Guyana is not yet able to determine whether newer variants of the virus have been imported from the United Kingdom (UK), Brazil or South Africa where newer, more transmissible variants have been discovered in recent weeks. But, it is expected that by the end of this week, samples which appeared to be ‘abnormal’ will be analysed.
The minister also indicated that some of the newer cases recorded in the community have been recorded in children at the school there. But, like most of the other infected individuals, they are not exhibiting any symptoms. The ministry has allowed these asymptomatic persons to isolate at home and it has been monitoring those persons so that the necessary actions can be taken should they develop any signs or symptoms associated with COVID-19. A medical team is present in the community, conducting tests and contact- tracing with the residents.
Meanwhile, Toshao of St. Cuthbert’s Mission, Beverley Clenkian, during a telephone interview with the Guyana Chronicle, said that residents are becoming complacent with the guidelines in place to protect against COVID-19.
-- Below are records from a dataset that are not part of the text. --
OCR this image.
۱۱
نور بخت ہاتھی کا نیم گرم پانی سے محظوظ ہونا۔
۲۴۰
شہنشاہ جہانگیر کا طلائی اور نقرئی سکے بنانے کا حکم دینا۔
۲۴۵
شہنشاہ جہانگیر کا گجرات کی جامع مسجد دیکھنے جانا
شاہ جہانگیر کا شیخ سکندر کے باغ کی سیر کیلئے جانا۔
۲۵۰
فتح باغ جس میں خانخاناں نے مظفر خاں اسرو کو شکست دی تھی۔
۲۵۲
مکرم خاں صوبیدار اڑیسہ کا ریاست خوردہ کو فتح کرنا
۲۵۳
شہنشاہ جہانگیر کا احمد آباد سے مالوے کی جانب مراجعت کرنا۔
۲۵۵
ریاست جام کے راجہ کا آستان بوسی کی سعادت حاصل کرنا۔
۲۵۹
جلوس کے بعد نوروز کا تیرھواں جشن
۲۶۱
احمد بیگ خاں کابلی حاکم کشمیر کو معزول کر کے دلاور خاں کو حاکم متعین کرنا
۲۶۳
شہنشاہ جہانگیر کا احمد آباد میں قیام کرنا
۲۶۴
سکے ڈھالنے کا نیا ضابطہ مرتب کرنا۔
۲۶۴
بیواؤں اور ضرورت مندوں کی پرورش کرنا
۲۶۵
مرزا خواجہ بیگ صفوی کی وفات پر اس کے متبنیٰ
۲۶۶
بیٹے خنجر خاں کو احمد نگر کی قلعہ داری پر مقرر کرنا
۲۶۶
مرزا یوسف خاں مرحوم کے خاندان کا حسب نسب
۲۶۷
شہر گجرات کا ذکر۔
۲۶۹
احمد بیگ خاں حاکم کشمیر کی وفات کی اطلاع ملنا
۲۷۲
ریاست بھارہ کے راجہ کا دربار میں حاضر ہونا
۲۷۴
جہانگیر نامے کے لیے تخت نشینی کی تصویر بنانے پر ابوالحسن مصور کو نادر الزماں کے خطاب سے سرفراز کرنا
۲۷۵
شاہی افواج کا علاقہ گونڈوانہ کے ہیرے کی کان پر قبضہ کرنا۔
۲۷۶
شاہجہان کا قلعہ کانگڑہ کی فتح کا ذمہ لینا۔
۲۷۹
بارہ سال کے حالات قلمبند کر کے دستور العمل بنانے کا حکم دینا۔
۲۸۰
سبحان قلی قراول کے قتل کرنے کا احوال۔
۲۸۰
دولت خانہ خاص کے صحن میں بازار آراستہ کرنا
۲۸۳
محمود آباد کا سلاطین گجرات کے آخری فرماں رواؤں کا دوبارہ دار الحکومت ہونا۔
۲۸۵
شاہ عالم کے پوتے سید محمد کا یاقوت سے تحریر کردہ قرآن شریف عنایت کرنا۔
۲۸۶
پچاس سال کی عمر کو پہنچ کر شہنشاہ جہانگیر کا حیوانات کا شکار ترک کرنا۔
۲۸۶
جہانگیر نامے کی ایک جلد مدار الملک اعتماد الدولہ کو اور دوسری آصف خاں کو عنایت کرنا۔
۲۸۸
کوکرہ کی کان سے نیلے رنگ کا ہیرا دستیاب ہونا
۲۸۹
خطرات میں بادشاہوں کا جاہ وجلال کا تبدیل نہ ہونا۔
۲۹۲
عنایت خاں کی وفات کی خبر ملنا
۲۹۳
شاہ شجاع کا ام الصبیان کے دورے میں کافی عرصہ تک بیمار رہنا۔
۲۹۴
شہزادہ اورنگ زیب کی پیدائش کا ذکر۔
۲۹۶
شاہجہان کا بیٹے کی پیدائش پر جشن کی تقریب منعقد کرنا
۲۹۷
According to the toshao, persons travelling in and out of the community are not taking as many precautions as they did before. This, perhaps, has contributed to the spike in the number of cases here again. She also said that it appears as though the residents have become weary of these guidelines since the community has already experienced a lockdown only in November, last year.
Nevertheless, she said that the village council is trying to reinforce the need to adhere to the social-distancing and sanitation guidelines, so that the spread of the virus can be mitigated. She also highlighted that the council is engaging the Ministry of Amerindian Affairs to provide some of the residents with hampers and supplies, while they are isolating.